Книги Классика Альфонс Доде Набоб страница 152

Изменить размер шрифта - +
Но сколько терний, сколько шипов, царапин и жестоких ран, пока долетишь до дна! Через неделю срок векселям Швальбаха, то есть восемьсот тысяч франков, которые надо заплатить; возмещение убытков Моэссару, который требовал сто тысяч франков, грозя в противном случае потребовать от Палаты разрешения подать на Жансуле жалобу в суд; еще более жуткий процесс, который семьи двух маленьких мучеников Вифлеемских яслей намеревались затеять против основателей этого благотворительного учреждения, и вдобавок осложнения с Земельным банком. Единственная надежда на хлопоты Поля де Жери у бея, но такая смутная, такая несбыточная, такая далекая…

— Я погиб!.. Я погиб!..

Никто в огромном вестибюле не замечал его волнения. Толпа сенаторов, депутатов, государственных советников, вся высшая администрация проходила мимо, не видя его. Иные стояли с обеспокоенным и важным видом, облокотившись на два белых мраморных камина, расположенных друг против друга, и проводили таинственные совещания. Столько разочарованных, обманутых, рухнувших честолюбивых стремлений столкнулось в этом визите за минуту до смерти, что личные заботы преобладали над всеми другими тревогами.
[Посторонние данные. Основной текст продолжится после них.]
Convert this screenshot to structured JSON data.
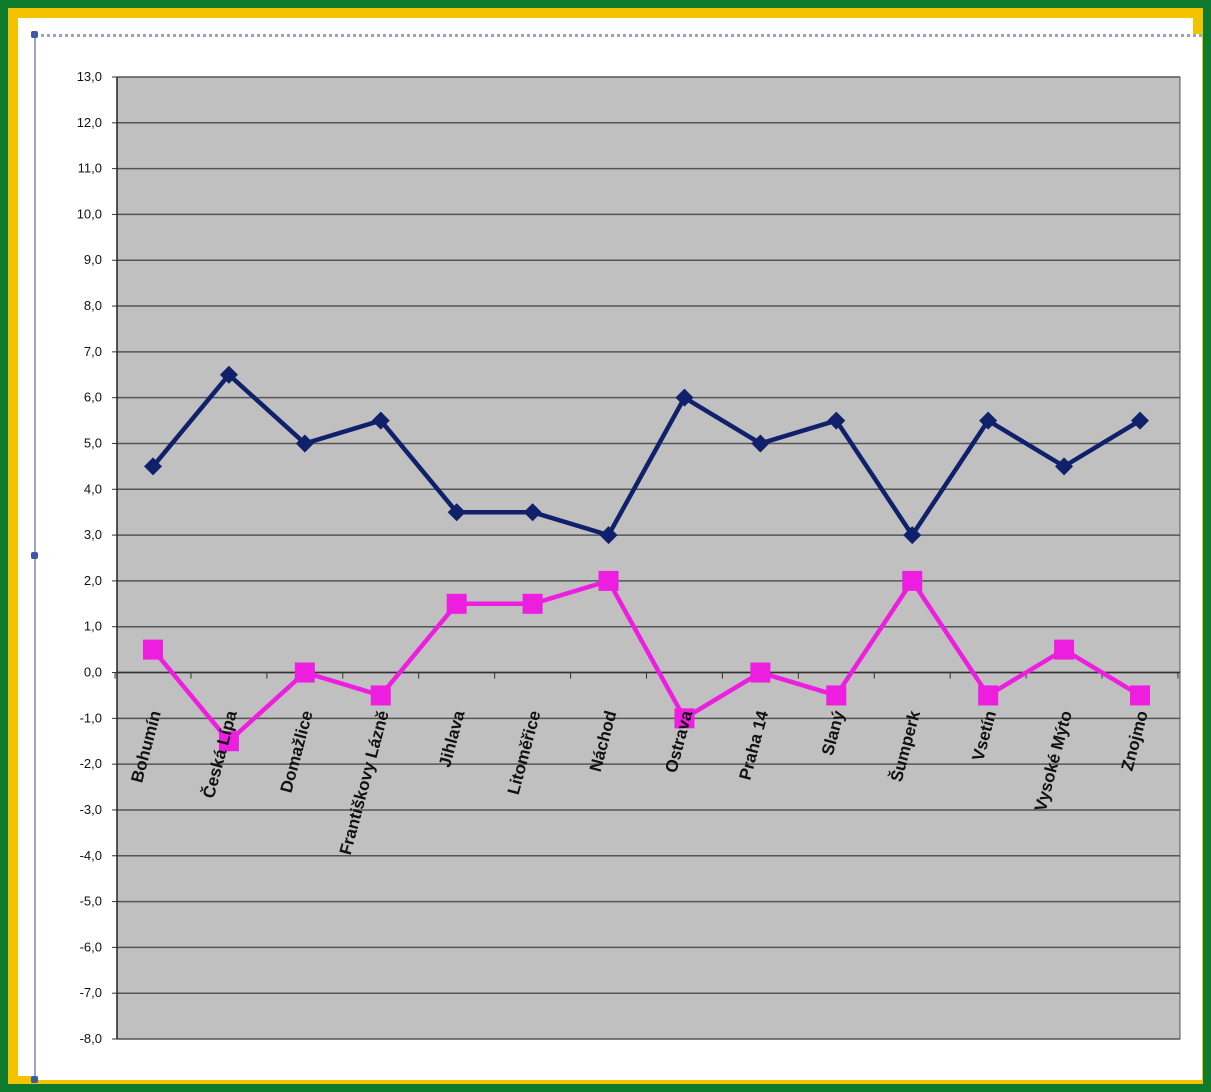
{
  "chart_data": {
    "type": "line",
    "categories": [
      "Bohumín",
      "Česká Lípa",
      "Domažlice",
      "Františkovy Lázně",
      "Jihlava",
      "Litoměřice",
      "Náchod",
      "Ostrava",
      "Praha 14",
      "Slaný",
      "Šumperk",
      "Vsetín",
      "Vysoké Mýto",
      "Znojmo"
    ],
    "series": [
      {
        "values": [
          4.5,
          6.5,
          5.0,
          5.5,
          3.5,
          3.5,
          3.0,
          6.0,
          5.0,
          5.5,
          3.0,
          5.5,
          4.5,
          5.5
        ],
        "color": "#10206a",
        "marker": "diamond"
      },
      {
        "values": [
          0.5,
          -1.5,
          0.0,
          -0.5,
          1.5,
          1.5,
          2.0,
          -1.0,
          0.0,
          -0.5,
          2.0,
          -0.5,
          0.5,
          -0.5
        ],
        "color": "#ee1ee0",
        "marker": "square"
      }
    ],
    "yticks": [
      "13,0",
      "12,0",
      "11,0",
      "10,0",
      "9,0",
      "8,0",
      "7,0",
      "6,0",
      "5,0",
      "4,0",
      "3,0",
      "2,0",
      "1,0",
      "0,0",
      "-1,0",
      "-2,0",
      "-3,0",
      "-4,0",
      "-5,0",
      "-6,0",
      "-7,0",
      "-8,0"
    ],
    "ylim": [
      -8,
      13
    ],
    "grid": true,
    "plot_background": "#c0c0c0"
  }
}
Лица, как ни странно, не выражали ни жалости, ни скорби, а скорее гнев. Все эти люди как будто злились на герцога за его смерть, словно он бросал их на произвол судьбы. Слышались замечания:

— Ничего удивительного при таком образе жизни!

И тут эти господа показали друг другу на высокие окна, на толчею экипажей во дворе, а в этой толчее — на только что подъехавшую маленькую карету, из которой высунулась рука в тесно облегающей перчатке и, задевая дверцу кружевом рукава, протянула загнутую визитную карточку ливрейному лакею, сообщавшему последние известия.
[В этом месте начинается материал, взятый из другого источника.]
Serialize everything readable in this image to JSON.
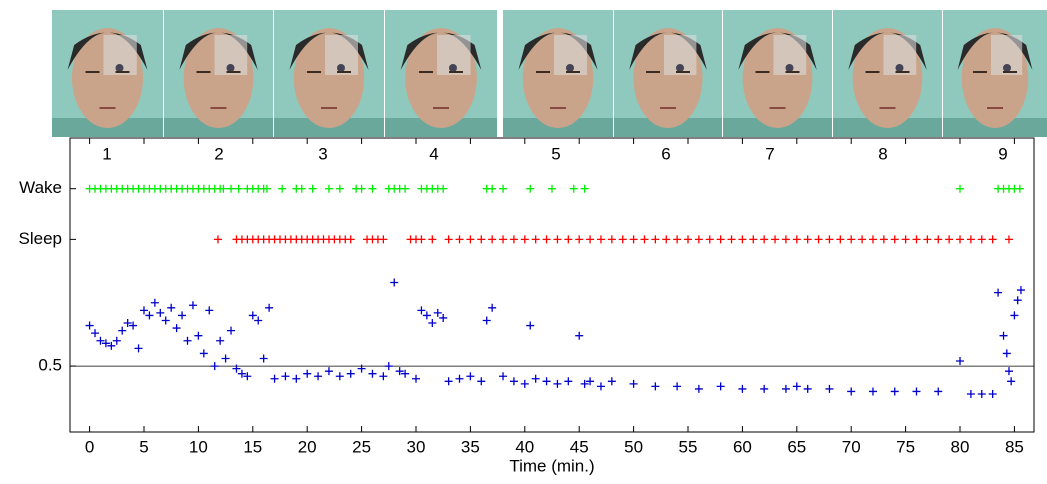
{
  "chart_data": {
    "type": "scatter",
    "panel_labels": [
      "1",
      "2",
      "3",
      "4",
      "5",
      "6",
      "7",
      "8",
      "9"
    ],
    "x_label": "Time (min.)",
    "xlim": [
      -1.8,
      86.8
    ],
    "xticks": [
      0,
      5,
      10,
      15,
      20,
      25,
      30,
      35,
      40,
      45,
      50,
      55,
      60,
      65,
      70,
      75,
      80,
      85
    ],
    "ylim": [
      0.24,
      1.4
    ],
    "yticks": [
      {
        "value": 1.2,
        "label": "Wake"
      },
      {
        "value": 1.0,
        "label": "Sleep"
      },
      0.5
    ],
    "series": [
      {
        "color": "#00ee00",
        "x": [
          0,
          0.5,
          1,
          1.5,
          2,
          2.5,
          3,
          3.5,
          4,
          4.5,
          5,
          5.5,
          6,
          6.5,
          7,
          7.5,
          8,
          8.5,
          9,
          9.5,
          10,
          10.5,
          11,
          11.5,
          12,
          12.3,
          13,
          13.7,
          14.5,
          15,
          15.5,
          16,
          16.3,
          17.7,
          19,
          19.5,
          20.5,
          22,
          23,
          24.5,
          25,
          26,
          27.5,
          28,
          28.5,
          29,
          30.5,
          31,
          31.5,
          32,
          32.5,
          36.5,
          37,
          38,
          40.5,
          42.5,
          44.5,
          45.5,
          80,
          83.5,
          84,
          84.5,
          85,
          85.5
        ],
        "values": [
          1.2,
          1.2,
          1.2,
          1.2,
          1.2,
          1.2,
          1.2,
          1.2,
          1.2,
          1.2,
          1.2,
          1.2,
          1.2,
          1.2,
          1.2,
          1.2,
          1.2,
          1.2,
          1.2,
          1.2,
          1.2,
          1.2,
          1.2,
          1.2,
          1.2,
          1.2,
          1.2,
          1.2,
          1.2,
          1.2,
          1.2,
          1.2,
          1.2,
          1.2,
          1.2,
          1.2,
          1.2,
          1.2,
          1.2,
          1.2,
          1.2,
          1.2,
          1.2,
          1.2,
          1.2,
          1.2,
          1.2,
          1.2,
          1.2,
          1.2,
          1.2,
          1.2,
          1.2,
          1.2,
          1.2,
          1.2,
          1.2,
          1.2,
          1.2,
          1.2,
          1.2,
          1.2,
          1.2,
          1.2
        ]
      },
      {
        "color": "#ff0000",
        "x": [
          11.8,
          13.5,
          14,
          14.5,
          15,
          15.5,
          16,
          16.5,
          17,
          17.5,
          18,
          18.5,
          19,
          19.5,
          20,
          20.5,
          21,
          21.5,
          22,
          22.5,
          23,
          23.5,
          24,
          25.5,
          26,
          26.5,
          27,
          29.5,
          30,
          30.5,
          31.5,
          33,
          34,
          35,
          36,
          37,
          38,
          39,
          40,
          41,
          42,
          43,
          44,
          45,
          46,
          47,
          48,
          49,
          50,
          51,
          52,
          53,
          54,
          55,
          56,
          57,
          58,
          59,
          60,
          61,
          62,
          63,
          64,
          65,
          66,
          67,
          68,
          69,
          70,
          71,
          72,
          73,
          74,
          75,
          76,
          77,
          78,
          79,
          80,
          81,
          82,
          83,
          84.5
        ],
        "values": [
          1.0,
          1.0,
          1.0,
          1.0,
          1.0,
          1.0,
          1.0,
          1.0,
          1.0,
          1.0,
          1.0,
          1.0,
          1.0,
          1.0,
          1.0,
          1.0,
          1.0,
          1.0,
          1.0,
          1.0,
          1.0,
          1.0,
          1.0,
          1.0,
          1.0,
          1.0,
          1.0,
          1.0,
          1.0,
          1.0,
          1.0,
          1.0,
          1.0,
          1.0,
          1.0,
          1.0,
          1.0,
          1.0,
          1.0,
          1.0,
          1.0,
          1.0,
          1.0,
          1.0,
          1.0,
          1.0,
          1.0,
          1.0,
          1.0,
          1.0,
          1.0,
          1.0,
          1.0,
          1.0,
          1.0,
          1.0,
          1.0,
          1.0,
          1.0,
          1.0,
          1.0,
          1.0,
          1.0,
          1.0,
          1.0,
          1.0,
          1.0,
          1.0,
          1.0,
          1.0,
          1.0,
          1.0,
          1.0,
          1.0,
          1.0,
          1.0,
          1.0,
          1.0,
          1.0,
          1.0,
          1.0,
          1.0,
          1.0
        ]
      },
      {
        "color": "#0000cc",
        "x": [
          0,
          0.5,
          1,
          1.5,
          2,
          2.5,
          3,
          3.5,
          4,
          4.5,
          5,
          5.5,
          6,
          6.5,
          7,
          7.5,
          8,
          8.5,
          9,
          9.5,
          10,
          10.5,
          11,
          11.5,
          12,
          12.5,
          13,
          13.5,
          14,
          14.5,
          15,
          15.5,
          16,
          16.5,
          17,
          18,
          19,
          20,
          21,
          22,
          23,
          24,
          25,
          26,
          27,
          27.5,
          28,
          28.5,
          29,
          30,
          30.5,
          31,
          31.5,
          32,
          32.5,
          33,
          34,
          35,
          36,
          36.5,
          37,
          38,
          39,
          40,
          40.5,
          41,
          42,
          43,
          44,
          45,
          45.5,
          46,
          47,
          48,
          50,
          52,
          54,
          56,
          58,
          60,
          62,
          64,
          65,
          66,
          68,
          70,
          72,
          74,
          76,
          78,
          80,
          81,
          82,
          83,
          83.5,
          84,
          84.3,
          84.5,
          84.7,
          85,
          85.3,
          85.6
        ],
        "values": [
          0.66,
          0.63,
          0.6,
          0.59,
          0.58,
          0.6,
          0.64,
          0.67,
          0.66,
          0.57,
          0.72,
          0.7,
          0.75,
          0.71,
          0.68,
          0.73,
          0.65,
          0.7,
          0.6,
          0.74,
          0.62,
          0.55,
          0.72,
          0.5,
          0.6,
          0.53,
          0.64,
          0.49,
          0.47,
          0.46,
          0.7,
          0.68,
          0.53,
          0.73,
          0.45,
          0.46,
          0.45,
          0.47,
          0.46,
          0.48,
          0.46,
          0.47,
          0.49,
          0.47,
          0.46,
          0.5,
          0.83,
          0.48,
          0.47,
          0.45,
          0.72,
          0.7,
          0.67,
          0.71,
          0.69,
          0.44,
          0.45,
          0.46,
          0.44,
          0.68,
          0.73,
          0.46,
          0.44,
          0.43,
          0.66,
          0.45,
          0.44,
          0.43,
          0.44,
          0.62,
          0.43,
          0.44,
          0.42,
          0.44,
          0.43,
          0.42,
          0.42,
          0.41,
          0.42,
          0.41,
          0.41,
          0.41,
          0.42,
          0.41,
          0.41,
          0.4,
          0.4,
          0.4,
          0.4,
          0.4,
          0.52,
          0.39,
          0.39,
          0.39,
          0.79,
          0.62,
          0.55,
          0.48,
          0.44,
          0.7,
          0.76,
          0.8
        ]
      }
    ]
  }
}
Время от времени один из завсегдатаев дворца, из тех, кого умирающий призвал к себе, появлялся в этой сутолоке, отдавал приказание, затем уходил; озабоченное выражение его лица тотчас же отражалось на двадцати других лицах. Показался на минуту и Дженкинс, с развязанным галстуком, расстегнутым жилетом, со смятыми манжетами, во всем беспорядке сражения, которое он давал там, наверху, страшной воительнице. Его сразу же окружили, засыпали вопросами. Да, безусловно, макаки, сплющивавшие свои короткие носы о решетку клетки, возбужденные необыкновенной суматохой и очень внимательные к тому, что происходило вокруг, словно они сознательно изучали человеческое притвор* ство, имели превосходный образец его в лице ирландского врача. Скорбь Дженкинса была великолепна, это была прекрасная, мужская, сильная скорбь, которая сжимала ему губы, вздымала грудь.

— Агония началась. Вопрос нескольких часов… — сказал он мрачно и, обратившись к подошедшему Жансуле, напыщенным тоном проговорил:

— Ах, друг мой, какой человек! Какое мужество! Он не забыл никого. Только что он говорил мне о вас.

— В самом деле?

— «Бедный Набоб, — сказал он. — Как обстоит дело с его избранием?»

И все! Больше герцог ничего не добавил…

Жансуле опустил голову. На что же он надеялся? Не достаточно ли и того, что в эту минуту такой человек, как де Мора, вспомнил о нем? Он вернулся на свою скамейку; безумная надежда подняла было в нем дух, но сейчас он снова впал в уныние. Он присутствовал, сам того не сознавая, при том, как почти совсем опустел обширный зал, и заметил, что остался единственным и последним посетителем, лишь тогда, когда услышал в надвигающихся сумерках громкую болтовню слуг:

— С меня довольно! Больше я тут не служу.

— А я остаюсь с герцогиней.

И эти планы, эти решения, на несколько часов опережавшие смерть, еще увереннее, чем медицина, выносили приговор светлейшему герцогу.

Набоб понял, что надо уходить. Но он все же решил расписаться у швейцара. Он подошел к столу и низко нагнулся, чтобы разглядеть список.